Auge um Auge
Angriff auf die Atmung von Mycobacterium tuberculosis zur Behandlung von Tuberkulose
Forschende der Universität von Otago, der Goethe-Universität Frankfurt und des Max-Planck-Instituts für Biophysik haben mit Hilfe der Kryo-Elektronenmikroskopie die Struktur der Cytochrom-bd-Oxidase von Mycobacterium tuberculosis bis zu einer Auflösung von 2,5 Å bestimmt. In Verbindung mit atomistischen Molekulardynamik-Simulationen wurde eine bisher unbekannte MK-9-Bindungsstelle entdeckt sowie eine einzigartige Disulfidbindung innerhalb der Q-Loop-Domäne, die eine inaktive Konformation der kanonischen Chinol-Oxidationsstelle in Actinobakterien definiert.
Im Jahr 1882 identifizierte Robert Koch das Mycobacterium tuberculosis (M. tb) als Hauptursache der Tuberkulose - eine bahnbrechende Entdeckung, die mit dem Nobelpreis für Physiologie oder Medizin ausgezeichnet wurde. Heute, mehr als hundert Jahre später, ist die Tuberkulose immer noch die weltweit häufigste Todesursache durch eine Infektionskrankheit. Täglich sterben etwa 5000 Menschen an Tuberkulose, die Gesamtzahl der Todesfälle vor der Entdeckung der Anti-Tuberkulosemedikamente beläuft sich auf bis zu einer Milliarde Menschen. Die größte Herausforderung bei der Bekämpfung der Tuberkulose im Zeitalter der Antibiotika ist das ständig wachsende Auftreten von multiresistenten und extensiven Stämmen. Um innovative Wege zur Identifizierung neuer Angriffspunkte für Medikamente zu finden, haben Forscher des Max-Planck-Instituts für Biophysik unter der Leitung von Hartmut Michel und Gerhard Hummer zusammen mit Forschenden der Universität von Otago (Neuseeland) die molekulare Struktur der Cytochrom-bd-Oxidase von M. tuberculosis aufgeklärt.
Dieses Enzym ist in die bakterielle Cytoplasmamembran eingebettet. Es ist ein entscheidender Bestandteil der adaptiven Atmungskette von M. tb und verleiht den Mycobacterien die Fähigkeit, die Atmung im menschlichen Wirtsorganismus aufrechtzuerhalten, wo freier Sauerstoff sehr begrenzt vorkommt. Die Cytochrom-bd-Oxidase ist außerdem von entscheidender Bedeutung für den Übergang von akuten Tuberkuloseinfektionen zu ruhenden Krankheitszuständen.

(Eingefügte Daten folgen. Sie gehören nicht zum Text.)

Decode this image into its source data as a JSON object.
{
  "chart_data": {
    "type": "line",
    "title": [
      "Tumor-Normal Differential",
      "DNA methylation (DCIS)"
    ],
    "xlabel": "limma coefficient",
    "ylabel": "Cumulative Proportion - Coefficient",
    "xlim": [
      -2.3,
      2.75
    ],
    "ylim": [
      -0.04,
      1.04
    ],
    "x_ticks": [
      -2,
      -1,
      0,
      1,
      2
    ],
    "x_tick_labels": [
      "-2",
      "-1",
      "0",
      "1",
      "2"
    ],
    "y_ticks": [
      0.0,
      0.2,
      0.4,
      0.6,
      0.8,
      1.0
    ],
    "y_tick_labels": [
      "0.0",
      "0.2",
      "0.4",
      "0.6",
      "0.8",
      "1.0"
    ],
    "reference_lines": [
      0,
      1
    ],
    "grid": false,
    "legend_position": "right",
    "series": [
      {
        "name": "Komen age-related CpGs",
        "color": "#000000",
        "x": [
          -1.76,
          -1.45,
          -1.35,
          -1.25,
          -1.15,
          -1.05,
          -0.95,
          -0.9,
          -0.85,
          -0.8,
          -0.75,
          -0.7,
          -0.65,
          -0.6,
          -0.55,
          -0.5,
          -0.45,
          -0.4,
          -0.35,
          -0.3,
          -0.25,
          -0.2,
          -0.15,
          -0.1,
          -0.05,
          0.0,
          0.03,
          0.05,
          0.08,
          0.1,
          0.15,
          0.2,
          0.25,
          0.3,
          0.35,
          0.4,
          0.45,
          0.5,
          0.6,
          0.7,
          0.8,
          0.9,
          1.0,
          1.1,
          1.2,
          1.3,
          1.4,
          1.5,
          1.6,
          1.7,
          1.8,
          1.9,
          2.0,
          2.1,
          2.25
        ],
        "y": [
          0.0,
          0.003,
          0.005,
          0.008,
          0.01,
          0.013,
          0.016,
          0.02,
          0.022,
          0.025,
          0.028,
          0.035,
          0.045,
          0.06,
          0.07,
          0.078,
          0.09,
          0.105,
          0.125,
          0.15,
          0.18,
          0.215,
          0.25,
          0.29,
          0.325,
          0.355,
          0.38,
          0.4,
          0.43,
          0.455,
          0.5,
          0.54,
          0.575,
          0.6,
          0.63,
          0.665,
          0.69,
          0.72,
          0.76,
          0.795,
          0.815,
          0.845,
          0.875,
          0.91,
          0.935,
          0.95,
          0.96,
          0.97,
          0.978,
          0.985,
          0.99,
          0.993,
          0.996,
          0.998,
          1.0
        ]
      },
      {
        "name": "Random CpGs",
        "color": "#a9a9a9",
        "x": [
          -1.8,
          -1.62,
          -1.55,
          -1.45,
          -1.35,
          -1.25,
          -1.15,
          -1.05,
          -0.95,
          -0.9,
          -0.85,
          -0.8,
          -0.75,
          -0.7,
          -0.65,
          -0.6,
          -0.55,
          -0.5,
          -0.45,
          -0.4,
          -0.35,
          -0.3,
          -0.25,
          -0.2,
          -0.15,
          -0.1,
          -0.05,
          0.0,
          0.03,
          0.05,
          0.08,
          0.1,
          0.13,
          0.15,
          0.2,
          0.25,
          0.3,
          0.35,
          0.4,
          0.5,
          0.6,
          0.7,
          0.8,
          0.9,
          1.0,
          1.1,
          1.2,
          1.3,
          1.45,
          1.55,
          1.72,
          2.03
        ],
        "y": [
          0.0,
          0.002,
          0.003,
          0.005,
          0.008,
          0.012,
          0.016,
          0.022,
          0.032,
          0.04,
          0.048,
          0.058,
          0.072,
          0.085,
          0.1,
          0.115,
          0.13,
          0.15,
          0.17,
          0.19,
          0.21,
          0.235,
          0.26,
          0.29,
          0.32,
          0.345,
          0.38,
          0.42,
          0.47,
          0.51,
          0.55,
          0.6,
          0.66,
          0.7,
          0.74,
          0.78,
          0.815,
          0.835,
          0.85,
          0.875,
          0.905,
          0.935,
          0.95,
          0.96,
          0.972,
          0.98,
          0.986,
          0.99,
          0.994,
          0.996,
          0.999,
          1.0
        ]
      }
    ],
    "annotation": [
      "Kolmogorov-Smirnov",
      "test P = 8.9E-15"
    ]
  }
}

Diese Studie offenbart ein einzigartiges molekulares Gerüst, das sich von verwandten Enzymen unterscheidet. Sie bildet die Grundlage für den Entwurf und die Entwicklung von Medikamenten, die auf M. tb hemmend wirken sollen. Die Behandlung der Tuberkulose über diesen neuartigen Wirkmechanismus wird dazu beitragen, die bisherige Behandlungsdauer von bis zu zwölf Monaten auf wenige Wochen zu verkürzen. Darüber hinaus verringert die Hemmung wichtiger physiologischer Prozesse wie den der Atmung die Wahrscheinlichkeit des Auftretens von Escape-Mutationen, was besonders wichtig ist, wenn Medikamente, die auf die Atmungskette abzielen, kombiniert werden.